The party seeking a change of custody has the burden of proving that since the judgment of divorce conditions have so changed as to render the other parent an improper custodian, or that the welfare of the children demands a change. Reid v. Horton, Tex.Civ.App.1954, 278 S.W.2d 626. To justify taking the custody from the mother to whom the children were awarded in the suit for divorce, it is not necessary to show that she is any worse than she was at the time the children were awarded to her. If it appears that she is living in open violation of law and morals, and the father shows that he is of *284 good moral character and is not only desirous but further able to support and maintain the children, custody may properly be awarded to him. The mere fact that the children have been once awarded to the mother does not require they shall be left in her custody in an atmosphere of lawlessness and corruption. 15-B Tex.Jur. § 255, p. 95.
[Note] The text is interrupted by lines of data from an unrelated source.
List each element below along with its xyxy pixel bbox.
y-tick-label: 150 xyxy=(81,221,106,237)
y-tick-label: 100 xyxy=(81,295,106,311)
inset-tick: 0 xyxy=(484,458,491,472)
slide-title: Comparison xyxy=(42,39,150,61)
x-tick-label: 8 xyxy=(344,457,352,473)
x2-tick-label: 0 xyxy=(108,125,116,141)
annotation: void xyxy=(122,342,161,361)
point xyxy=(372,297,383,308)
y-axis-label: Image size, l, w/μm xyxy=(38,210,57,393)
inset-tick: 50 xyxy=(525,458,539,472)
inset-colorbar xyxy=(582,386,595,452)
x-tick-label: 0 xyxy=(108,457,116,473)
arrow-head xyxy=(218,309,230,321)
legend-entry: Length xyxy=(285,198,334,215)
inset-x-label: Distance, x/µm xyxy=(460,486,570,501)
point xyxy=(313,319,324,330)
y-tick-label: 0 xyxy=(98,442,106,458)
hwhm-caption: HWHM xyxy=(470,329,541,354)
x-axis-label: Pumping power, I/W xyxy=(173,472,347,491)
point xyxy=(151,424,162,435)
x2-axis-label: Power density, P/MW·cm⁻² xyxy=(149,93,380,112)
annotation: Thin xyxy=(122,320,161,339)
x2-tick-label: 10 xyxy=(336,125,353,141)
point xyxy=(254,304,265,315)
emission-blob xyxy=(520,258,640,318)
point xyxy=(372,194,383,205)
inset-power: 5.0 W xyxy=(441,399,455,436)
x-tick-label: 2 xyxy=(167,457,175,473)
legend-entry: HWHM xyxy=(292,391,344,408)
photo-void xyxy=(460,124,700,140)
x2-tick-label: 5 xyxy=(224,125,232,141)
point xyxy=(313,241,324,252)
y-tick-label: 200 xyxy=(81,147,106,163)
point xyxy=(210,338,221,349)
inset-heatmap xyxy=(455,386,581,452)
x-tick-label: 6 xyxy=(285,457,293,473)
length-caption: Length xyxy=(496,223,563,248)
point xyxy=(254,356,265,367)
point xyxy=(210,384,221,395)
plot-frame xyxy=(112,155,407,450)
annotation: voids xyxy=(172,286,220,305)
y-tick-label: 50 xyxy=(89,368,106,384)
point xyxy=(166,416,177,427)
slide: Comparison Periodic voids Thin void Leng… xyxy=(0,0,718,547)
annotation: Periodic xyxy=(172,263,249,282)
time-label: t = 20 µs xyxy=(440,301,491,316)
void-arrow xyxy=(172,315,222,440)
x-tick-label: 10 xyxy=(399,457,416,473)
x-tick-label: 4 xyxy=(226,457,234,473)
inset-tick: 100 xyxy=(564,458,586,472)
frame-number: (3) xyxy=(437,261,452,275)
However, here we are presented with a decree denying the application of change of custody which carries with it implied findings by Judge Harrison that there had been no change of condition which would justify the allegations made by the father. It is to be presumed that the trial court endeavored to award the children to the person best fitted to care for them, and his judgment must be construed fairly in an effort to harmonize it with the facts and the law. Haynes v. Haynes, Tex.Civ.App.1945, 191 S.W.2d 81; Sawyer v. Bezner, Tex.Civ.App.1947, 204 S.W.2d 19.

A very clear case of abuse of discretion must appear before the appellate court will interfere with the finding of the trial court in a custody case. 15-B Tex. Jur. § 262, p. 113. Kollenborn v. Kollenborn, Tex.Civ.App.1954, 273 S.W.2d 660; Bryant v. Birdsong, Tex.Civ.App.1955, 277 S.W.2d 922.

It is not for this court to decide what character of decree it would have rendered had it been sitting as trial court. The question before us is not whether we would have held, as the trial court held, but whether the trial court abused its discretion. Roberts v. Jolly, Tex.Civ.App. 1955, 282 S.W.2d 436. The trial judge is the sole judge of the credibility of the witnesses and the weight to be given their testimony, and since he had the opportunity to observe the parties and weigh their respective qualifications he is in a better position to determine what will be to the best interest of the children than can be ascertained by reading the record, consequently an award of custody will not be disturbed on appeal unless we can say, in the light of the evidence, that the trial court closed his eyes to the welfare and best interest of the children involved. Wooster v. Thompson, Tex.Civ.App.1955, 285 S.W.2d 954.

Applying these well-defined principles of law to the facts contained in this record we are unable to agree with appellant that Judge Harrison's judgment in this case is so contrary to the overwhelming weight and preponderance of the evidence that it should be set aside and custody awarded to the father, as a matter of law. The evidence does not reveal that these children are in any danger or are they being subjected to an atmosphere of immorality or illegality.

Finding no error the judgment of the trial court is, in all things, affirmed.